Sedangkan Rosa hanya dipenjara 2 tahun 6 bulan.
Hakim Usir Anaknya
Selain hal di atas, yang mengagetkan Janda Adjie Mas Saidini sempat
membawa dua buah hatinya yakni ZRM (11) dan AM (10) di persidangan
Tipikor, Kamis (3/1). Mereka rencananya akan menemani ibunya dalam
pembacaan Pledoi. Keduanya sempat duduk di barisan depan ruang sidang
Pengadilan Tipikor. Namun baru beberapa menit sidang dimulai, Ketua
Majelis Hakim, Sudjatmiko meminta kedua anak terdakwa tersebut untuk
meninggalkan ruang sidang karena masih di bawah umur. “Yang di bawah
umur silahkan di luar,” tegasnya.
Mendengar hal tersebut, pengasuhnya kemudian membawanya ke luar
persidangan. Menanggapi hal itu, pengamat hukum dari UIN Syarif
Hidayatullah, Andi Syafrani menegaskan pada dasarnya sidang pidana
korupsi terbuka untuk umum. Namun kehadiran anak-anak di bawah umur
biasanya memang dilarang karena dapat mempengaruhi psikologi anak dan
juga hadirin di persidangan dan salah satu ketakutannya adalah
mengganggu jalannya persidangan karena bising menangis dan sebagainya.

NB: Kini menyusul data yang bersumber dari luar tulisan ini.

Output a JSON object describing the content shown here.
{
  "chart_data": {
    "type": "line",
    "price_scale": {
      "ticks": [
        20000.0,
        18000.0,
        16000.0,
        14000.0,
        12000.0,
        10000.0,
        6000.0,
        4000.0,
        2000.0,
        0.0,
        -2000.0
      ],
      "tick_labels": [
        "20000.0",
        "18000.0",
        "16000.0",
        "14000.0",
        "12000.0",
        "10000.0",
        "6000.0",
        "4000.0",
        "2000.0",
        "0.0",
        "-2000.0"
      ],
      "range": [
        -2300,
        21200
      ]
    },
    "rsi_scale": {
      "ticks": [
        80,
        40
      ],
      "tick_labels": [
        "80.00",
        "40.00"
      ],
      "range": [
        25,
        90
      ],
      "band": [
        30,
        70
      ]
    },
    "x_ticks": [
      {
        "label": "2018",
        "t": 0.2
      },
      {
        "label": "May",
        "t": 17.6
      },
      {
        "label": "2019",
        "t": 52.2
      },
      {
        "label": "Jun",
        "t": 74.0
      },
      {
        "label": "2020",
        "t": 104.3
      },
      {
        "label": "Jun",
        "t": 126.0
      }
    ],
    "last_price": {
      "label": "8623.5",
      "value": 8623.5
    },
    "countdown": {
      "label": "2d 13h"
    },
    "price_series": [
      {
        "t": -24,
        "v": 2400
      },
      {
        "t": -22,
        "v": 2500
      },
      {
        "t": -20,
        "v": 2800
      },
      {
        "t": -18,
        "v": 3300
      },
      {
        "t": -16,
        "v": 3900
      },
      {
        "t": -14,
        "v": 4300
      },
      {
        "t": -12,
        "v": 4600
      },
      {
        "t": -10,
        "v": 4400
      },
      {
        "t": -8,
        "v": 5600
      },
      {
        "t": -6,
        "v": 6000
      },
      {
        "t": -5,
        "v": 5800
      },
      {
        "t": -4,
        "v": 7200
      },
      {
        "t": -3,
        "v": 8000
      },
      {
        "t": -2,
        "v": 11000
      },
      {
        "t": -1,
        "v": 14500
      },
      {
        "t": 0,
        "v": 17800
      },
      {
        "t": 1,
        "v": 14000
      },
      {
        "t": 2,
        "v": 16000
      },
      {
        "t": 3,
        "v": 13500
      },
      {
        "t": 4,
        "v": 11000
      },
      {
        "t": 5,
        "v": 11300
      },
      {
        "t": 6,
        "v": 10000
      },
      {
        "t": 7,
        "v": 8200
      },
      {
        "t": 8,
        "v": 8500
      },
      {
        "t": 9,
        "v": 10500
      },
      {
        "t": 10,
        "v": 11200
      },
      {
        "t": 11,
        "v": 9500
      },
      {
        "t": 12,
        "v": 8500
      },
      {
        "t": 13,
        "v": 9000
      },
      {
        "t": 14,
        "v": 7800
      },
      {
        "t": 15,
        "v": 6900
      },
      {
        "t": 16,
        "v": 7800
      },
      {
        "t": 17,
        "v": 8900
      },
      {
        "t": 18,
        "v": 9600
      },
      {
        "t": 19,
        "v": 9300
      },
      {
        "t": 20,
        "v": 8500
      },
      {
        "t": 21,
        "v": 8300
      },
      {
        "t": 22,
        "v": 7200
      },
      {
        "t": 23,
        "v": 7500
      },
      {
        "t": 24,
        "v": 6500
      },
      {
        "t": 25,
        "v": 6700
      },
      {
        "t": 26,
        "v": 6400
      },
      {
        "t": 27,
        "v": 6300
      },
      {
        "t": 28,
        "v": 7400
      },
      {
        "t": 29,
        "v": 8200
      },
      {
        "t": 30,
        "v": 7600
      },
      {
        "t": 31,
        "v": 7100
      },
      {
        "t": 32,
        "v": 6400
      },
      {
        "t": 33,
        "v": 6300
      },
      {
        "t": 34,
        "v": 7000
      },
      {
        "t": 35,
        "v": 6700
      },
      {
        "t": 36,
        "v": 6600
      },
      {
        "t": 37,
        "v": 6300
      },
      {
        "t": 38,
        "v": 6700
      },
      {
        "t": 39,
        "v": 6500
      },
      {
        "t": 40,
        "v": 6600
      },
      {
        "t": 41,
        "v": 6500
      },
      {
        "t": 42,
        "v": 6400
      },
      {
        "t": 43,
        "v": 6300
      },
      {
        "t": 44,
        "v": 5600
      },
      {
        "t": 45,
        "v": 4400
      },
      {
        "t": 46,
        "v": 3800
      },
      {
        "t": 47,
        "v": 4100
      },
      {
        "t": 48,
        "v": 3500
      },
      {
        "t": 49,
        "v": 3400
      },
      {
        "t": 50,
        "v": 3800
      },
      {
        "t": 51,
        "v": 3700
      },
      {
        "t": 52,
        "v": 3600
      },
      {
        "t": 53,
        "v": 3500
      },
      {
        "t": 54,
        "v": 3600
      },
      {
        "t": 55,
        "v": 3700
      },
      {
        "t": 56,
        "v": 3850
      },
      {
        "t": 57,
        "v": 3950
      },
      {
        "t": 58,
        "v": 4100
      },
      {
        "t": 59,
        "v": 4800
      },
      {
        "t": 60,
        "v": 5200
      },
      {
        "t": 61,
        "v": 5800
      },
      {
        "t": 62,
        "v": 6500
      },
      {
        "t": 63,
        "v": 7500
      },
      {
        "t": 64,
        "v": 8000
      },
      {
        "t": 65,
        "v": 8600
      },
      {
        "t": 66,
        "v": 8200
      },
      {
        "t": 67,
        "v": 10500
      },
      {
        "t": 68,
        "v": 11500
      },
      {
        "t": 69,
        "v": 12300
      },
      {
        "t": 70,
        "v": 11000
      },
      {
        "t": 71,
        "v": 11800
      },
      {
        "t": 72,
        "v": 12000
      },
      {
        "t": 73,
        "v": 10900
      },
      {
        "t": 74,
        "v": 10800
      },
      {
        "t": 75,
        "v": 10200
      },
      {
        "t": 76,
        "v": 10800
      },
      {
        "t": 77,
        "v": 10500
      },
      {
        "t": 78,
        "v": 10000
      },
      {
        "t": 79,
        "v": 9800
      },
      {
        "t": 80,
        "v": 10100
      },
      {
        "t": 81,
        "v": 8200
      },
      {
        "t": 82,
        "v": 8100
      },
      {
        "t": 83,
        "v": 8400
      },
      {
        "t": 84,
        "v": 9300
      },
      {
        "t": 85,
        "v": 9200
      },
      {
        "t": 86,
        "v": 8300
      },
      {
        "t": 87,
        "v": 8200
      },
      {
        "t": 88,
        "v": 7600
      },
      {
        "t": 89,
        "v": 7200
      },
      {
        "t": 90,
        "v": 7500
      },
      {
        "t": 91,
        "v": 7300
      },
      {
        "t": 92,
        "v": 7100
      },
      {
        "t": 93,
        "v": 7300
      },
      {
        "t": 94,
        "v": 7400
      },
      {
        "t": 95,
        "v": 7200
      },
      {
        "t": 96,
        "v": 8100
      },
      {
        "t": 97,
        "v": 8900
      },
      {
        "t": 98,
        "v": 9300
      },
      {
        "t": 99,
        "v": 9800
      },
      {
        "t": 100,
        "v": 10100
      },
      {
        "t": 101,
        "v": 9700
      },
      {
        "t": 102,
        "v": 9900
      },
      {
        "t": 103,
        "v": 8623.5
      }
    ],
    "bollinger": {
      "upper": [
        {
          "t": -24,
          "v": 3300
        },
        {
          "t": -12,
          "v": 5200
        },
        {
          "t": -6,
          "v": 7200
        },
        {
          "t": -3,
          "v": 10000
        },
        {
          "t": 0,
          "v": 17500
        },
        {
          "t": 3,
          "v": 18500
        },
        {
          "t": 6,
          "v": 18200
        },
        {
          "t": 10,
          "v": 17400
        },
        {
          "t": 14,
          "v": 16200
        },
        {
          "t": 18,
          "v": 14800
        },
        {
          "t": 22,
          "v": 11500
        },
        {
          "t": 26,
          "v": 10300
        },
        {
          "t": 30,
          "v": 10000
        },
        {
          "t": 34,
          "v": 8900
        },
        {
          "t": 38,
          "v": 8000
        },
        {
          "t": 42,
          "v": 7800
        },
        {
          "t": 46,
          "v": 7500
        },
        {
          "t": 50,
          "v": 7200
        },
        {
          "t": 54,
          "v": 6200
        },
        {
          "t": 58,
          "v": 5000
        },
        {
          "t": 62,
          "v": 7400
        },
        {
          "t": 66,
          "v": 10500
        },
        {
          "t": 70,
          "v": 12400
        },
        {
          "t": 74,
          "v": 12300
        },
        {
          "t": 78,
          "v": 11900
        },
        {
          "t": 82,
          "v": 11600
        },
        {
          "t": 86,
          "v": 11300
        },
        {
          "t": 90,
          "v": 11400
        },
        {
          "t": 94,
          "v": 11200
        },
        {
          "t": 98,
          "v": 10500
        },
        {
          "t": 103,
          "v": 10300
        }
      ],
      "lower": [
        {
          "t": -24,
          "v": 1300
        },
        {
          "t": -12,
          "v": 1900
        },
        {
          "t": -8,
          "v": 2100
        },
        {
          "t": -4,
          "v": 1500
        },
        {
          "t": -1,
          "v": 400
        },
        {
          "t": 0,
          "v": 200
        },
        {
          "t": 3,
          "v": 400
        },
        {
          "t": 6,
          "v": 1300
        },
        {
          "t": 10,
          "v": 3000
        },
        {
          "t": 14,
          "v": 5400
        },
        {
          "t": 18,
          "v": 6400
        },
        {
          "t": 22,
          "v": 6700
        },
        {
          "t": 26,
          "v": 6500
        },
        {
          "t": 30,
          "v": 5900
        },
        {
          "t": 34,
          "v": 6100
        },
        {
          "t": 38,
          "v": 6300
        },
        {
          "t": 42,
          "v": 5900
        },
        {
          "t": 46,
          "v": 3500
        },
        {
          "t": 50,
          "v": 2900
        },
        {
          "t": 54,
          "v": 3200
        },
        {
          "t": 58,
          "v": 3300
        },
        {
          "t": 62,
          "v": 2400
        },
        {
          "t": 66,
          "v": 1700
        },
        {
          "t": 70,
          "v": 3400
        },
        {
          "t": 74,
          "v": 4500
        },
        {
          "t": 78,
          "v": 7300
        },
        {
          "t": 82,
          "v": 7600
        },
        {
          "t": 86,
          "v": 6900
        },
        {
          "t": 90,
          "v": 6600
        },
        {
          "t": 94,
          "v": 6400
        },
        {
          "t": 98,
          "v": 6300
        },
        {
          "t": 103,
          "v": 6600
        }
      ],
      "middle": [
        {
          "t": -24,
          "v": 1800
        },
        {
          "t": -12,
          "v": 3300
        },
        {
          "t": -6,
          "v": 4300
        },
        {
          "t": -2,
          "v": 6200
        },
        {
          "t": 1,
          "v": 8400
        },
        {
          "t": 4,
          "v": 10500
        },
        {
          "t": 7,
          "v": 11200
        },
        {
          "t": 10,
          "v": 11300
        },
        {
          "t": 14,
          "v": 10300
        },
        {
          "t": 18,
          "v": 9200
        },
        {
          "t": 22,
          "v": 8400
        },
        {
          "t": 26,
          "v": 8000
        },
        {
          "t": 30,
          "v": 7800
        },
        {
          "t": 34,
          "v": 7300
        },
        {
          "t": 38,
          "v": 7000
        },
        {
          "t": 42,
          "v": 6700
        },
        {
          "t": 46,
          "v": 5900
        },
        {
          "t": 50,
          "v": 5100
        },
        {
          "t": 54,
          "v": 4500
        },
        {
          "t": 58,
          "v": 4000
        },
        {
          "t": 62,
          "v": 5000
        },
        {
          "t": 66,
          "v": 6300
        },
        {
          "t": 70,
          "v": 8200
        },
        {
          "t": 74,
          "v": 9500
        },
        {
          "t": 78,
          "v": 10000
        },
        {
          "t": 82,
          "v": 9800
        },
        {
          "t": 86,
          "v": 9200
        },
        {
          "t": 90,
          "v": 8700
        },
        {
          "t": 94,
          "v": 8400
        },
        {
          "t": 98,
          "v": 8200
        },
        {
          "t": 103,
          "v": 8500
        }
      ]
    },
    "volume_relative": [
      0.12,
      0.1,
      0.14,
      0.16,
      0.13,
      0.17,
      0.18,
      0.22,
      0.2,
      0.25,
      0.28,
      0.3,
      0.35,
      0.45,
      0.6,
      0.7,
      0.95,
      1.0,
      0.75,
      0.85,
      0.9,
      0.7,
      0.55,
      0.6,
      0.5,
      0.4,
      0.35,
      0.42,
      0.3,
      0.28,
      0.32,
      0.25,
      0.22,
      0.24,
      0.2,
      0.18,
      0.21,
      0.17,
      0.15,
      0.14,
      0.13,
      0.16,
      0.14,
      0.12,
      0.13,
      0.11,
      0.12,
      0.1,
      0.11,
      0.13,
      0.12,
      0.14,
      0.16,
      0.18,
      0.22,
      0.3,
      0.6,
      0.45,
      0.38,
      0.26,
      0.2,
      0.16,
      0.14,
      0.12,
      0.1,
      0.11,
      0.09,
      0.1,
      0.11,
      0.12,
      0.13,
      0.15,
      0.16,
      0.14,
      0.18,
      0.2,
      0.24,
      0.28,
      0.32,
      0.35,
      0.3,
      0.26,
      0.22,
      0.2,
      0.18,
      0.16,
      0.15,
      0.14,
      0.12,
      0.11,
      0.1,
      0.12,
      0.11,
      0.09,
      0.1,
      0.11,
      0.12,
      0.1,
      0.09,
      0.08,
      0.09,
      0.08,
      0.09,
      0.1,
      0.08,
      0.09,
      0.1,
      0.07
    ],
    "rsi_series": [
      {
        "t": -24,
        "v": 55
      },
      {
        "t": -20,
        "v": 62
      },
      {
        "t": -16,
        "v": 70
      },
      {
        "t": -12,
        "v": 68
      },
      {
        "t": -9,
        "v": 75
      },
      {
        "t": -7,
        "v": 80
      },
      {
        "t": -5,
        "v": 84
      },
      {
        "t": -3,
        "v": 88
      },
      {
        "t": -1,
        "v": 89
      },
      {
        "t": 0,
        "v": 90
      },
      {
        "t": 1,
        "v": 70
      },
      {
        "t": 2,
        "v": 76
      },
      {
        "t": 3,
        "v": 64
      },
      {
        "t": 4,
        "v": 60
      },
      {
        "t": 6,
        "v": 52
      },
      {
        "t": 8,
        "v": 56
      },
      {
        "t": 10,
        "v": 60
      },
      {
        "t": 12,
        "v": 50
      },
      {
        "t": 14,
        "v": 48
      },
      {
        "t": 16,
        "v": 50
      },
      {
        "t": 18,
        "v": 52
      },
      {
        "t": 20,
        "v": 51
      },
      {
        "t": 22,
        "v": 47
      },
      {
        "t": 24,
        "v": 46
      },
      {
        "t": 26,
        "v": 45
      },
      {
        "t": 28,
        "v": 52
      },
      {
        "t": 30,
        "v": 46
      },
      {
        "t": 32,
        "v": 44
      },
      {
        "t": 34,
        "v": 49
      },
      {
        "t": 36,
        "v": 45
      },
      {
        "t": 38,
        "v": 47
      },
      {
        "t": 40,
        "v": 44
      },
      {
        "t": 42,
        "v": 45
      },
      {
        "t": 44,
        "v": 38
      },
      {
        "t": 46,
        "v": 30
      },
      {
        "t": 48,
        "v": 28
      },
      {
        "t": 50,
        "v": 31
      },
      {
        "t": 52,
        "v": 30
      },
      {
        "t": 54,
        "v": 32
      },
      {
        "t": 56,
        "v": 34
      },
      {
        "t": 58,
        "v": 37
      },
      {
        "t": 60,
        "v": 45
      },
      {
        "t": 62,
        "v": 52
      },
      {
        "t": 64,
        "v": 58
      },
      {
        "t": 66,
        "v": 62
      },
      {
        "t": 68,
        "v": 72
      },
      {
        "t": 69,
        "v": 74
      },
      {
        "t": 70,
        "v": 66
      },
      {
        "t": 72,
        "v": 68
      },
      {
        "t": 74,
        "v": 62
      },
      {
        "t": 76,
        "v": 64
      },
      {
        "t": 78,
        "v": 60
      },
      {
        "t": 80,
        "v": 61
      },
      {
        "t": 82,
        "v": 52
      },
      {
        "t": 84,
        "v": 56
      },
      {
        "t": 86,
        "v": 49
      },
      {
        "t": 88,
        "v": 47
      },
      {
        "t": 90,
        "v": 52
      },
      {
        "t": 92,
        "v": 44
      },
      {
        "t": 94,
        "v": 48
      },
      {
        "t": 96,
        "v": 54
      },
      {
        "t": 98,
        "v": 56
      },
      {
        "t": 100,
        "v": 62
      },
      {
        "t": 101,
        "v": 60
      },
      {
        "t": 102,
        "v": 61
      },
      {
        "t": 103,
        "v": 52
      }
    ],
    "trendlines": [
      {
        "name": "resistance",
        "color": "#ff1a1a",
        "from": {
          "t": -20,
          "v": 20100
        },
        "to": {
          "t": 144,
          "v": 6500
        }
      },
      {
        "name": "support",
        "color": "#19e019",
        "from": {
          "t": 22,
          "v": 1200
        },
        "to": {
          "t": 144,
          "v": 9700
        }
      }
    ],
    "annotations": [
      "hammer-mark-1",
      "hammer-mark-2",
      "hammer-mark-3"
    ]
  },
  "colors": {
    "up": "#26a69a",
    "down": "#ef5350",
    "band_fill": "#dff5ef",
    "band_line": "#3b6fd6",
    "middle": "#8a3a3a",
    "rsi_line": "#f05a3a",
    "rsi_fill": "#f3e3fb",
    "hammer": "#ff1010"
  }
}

“Di sidang Mahkamah Agung memang melarang membawa anak-anak ke dalam
persidangan,” bebernya saat dihubungi INDOPOS, Kamis (3/1). Jadi
tindakan hakim mengusir anak Angie tersebut adalah tindakan sah dan
layak dalam etika persidangan. Kemungkinan besar dalam Surat Edaran
Mahkamah Agung (SEMA) juga tidak memperbolehkan hal itu. Dan itu sudah
menjadi konvensi dimana-mana. “Kehadiran anak itu, bisa juga dijadikan
tameng oleh Angie, makanya keputusan hakim itu sudah tepat,” imbuhnya.
Sidang pun sementara waktu ditunda dan akan dilanjutkan pada Kamis
(10/1) depan dengan mengagendakan pembacaan vonis. Sebagiamana
diketahui, Jaksa menganggap Angie bersalah melanggar pasal 12 huruf a
juncto Pasal 18 Undang-Undang Nomor 31 tahun 1999 tentang Pemberantasan
Tindak Pidana Korupsi sebagaimana telah diubah dengan Undang-undang
Nomor 20 Tahun 2001 juncto Pasal 64 ayat (1) Kitab Undang-Undang Hukum
Pidana. Jaksa menuntutnya dengan 12 tahun kurungan dan denda Rp 500 juta
serta membayar uang pengganti sebesar Rp 12,58 miliar serta US$ 2,35
juta, jika tidak mampu bisa diganti dengan kurungan dua tahun penjara.